L’élection de l’ancienne épouse du président sud-africain Jacob Zuma s’est faite dans la douleur, après une campagne électorale de plus de six mois qui a sombré, par moment, dans l’acrimonie et la manipulation. Présentée comme une opposition entre Afrique anglophone et Afrique francophone, la confrontation est allée beaucoup plus loin. Que le Nigeria, pays anglophone, ait soutenu le candidat gabonais infirme la scission anglophones-francophones, et appelle à interroger d’autres facteurs. En tête de ceux-ci, il y a la rupture d’un pacte non écrit, qui voulait que les principaux contributeurs de l’UA s’abstiennent de présenter des candidats, de peur que ces derniers l’emportent toujours sur ceux d’autres pays moins nantis, et imposent une hégémonie sur l’ensemble du continent. Un réel malaise a ainsi été créé sur le continent, où l’engagement outrancier du président sud-africain à soutenir sa candidate vaille que vaille, et les danses exécutées par la délégation sud-africaine en janvier, après l’échec de Jean Ping, ont été perçues comme une volonté de l’Afrique du Sud de faire main basse sur l’organisation, dont elle disputait le leadership à la Libye du colonel Kadhafi.
Il y a eu aussi, en coulisse de l’affrontement Ping-Dlamini Zuma, la bataille entre l’Afrique du Sud et le Nigeria, qui se disputent le siège permanent au Conseil de sécurité qui pourrait être réservé à l’Afrique en cas de réforme de cette instance onusienne.
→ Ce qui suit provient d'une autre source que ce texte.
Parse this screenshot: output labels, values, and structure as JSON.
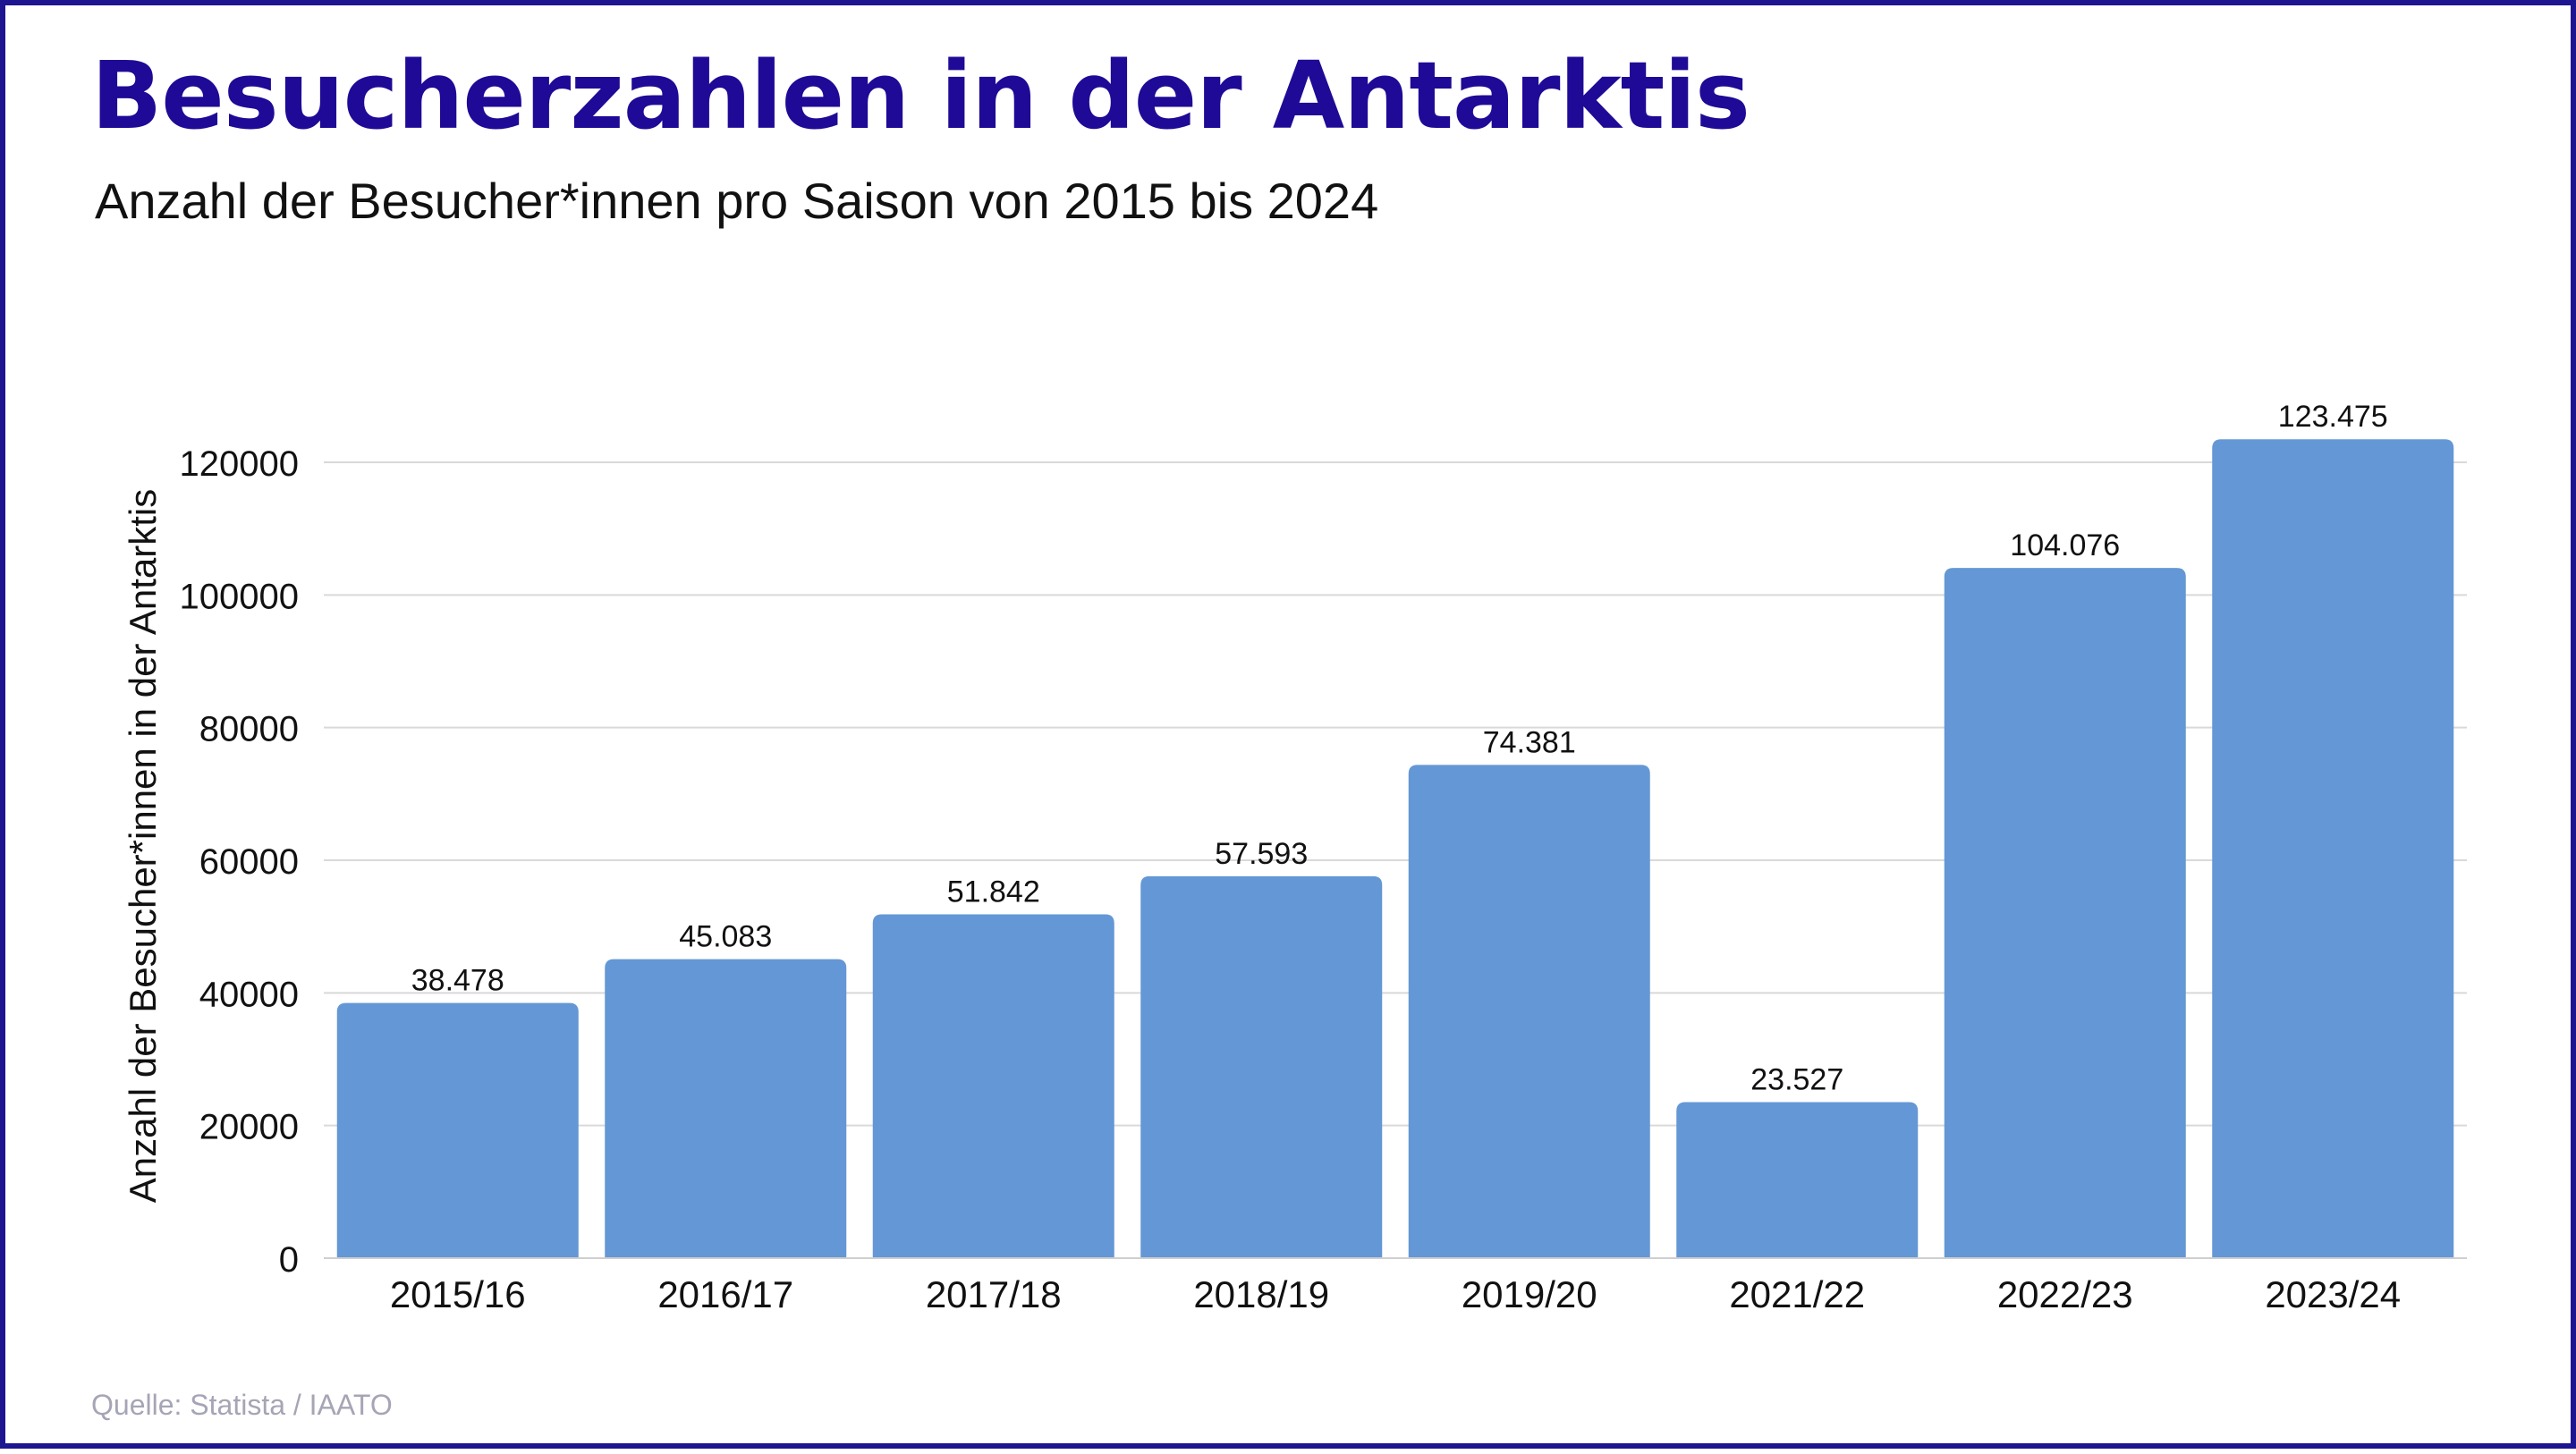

Mme Dlamini-Zuma a certes tenté de balayer les craintes quant aux visées hégémoniques de l’Afrique du Sud, en assurant qu’elle se mettrait au service de toute l’Afrique. Mais, les Africains l’attendent de pied ferme sur la gestion des affaires continentales. Ses adversaires rappellent les maigres résultats de la diplomatie arc-en-ciel dans la région d’Afrique australe où elle s’est principalement déployée. La situation chaotique à Madagascar, tout comme l’instabilité chronique à l’Est de la République démocratique du Congo (RDC), ou encore les désordres récurrents au Burundi sont souvent brandis comme autant de manifestations d’une machine diplomatique inefficace.
Mais, celle-ci semble avoir retrouvé une certaine vitalité à l’occasion de l’élection du président de la Commission. Bien que de forts soupçons de clientélisme pèsent sur le scrutin, certaines informations (non encore vérifiées) ayant fait état de ce que le géant économique d’Afrique australe aurait « amicalement » apuré les arriérés de cotisations de quelques petits États membres, comme du temps de Mouammar Kadhafi.
L’Afrique du Sud a atteint son but. Une de ses ressortissantes préside la Commission de l’Ua. Qu’y gagnera l’Afrique ? Peu de choses, en réalité. En dehors des discours enflammés et peu protocolaires que pourrait tenir cette dame réputée militante de la liberté et de la dignité de l’homme noir, on ne voit guère comment la nouvelle présidente pourrait obtenir des résultats probants, sans l’aval des Chefs d’État qui constituent, à travers la Conférence de l’Union, l’organe suprême de l’organisation. La Commission de l’UA a beau être décrite comme un organe-clé, elle n’est en réalité que la réincarnation de l’ancien secrétariat général de la défunte OUA : une entité d’exécution des décisions des Chefs d’État. L’ancien président malien, Alpha Oumar Konaré, l’avait constaté à ses dépens. Dlamini-Zuma, qui arrive au moment où circule un projet de transformation de la Commission en Autorité de l’UA, mieux pourvue, peut commencer déjà par ce chantier, plus d’une fois reporté.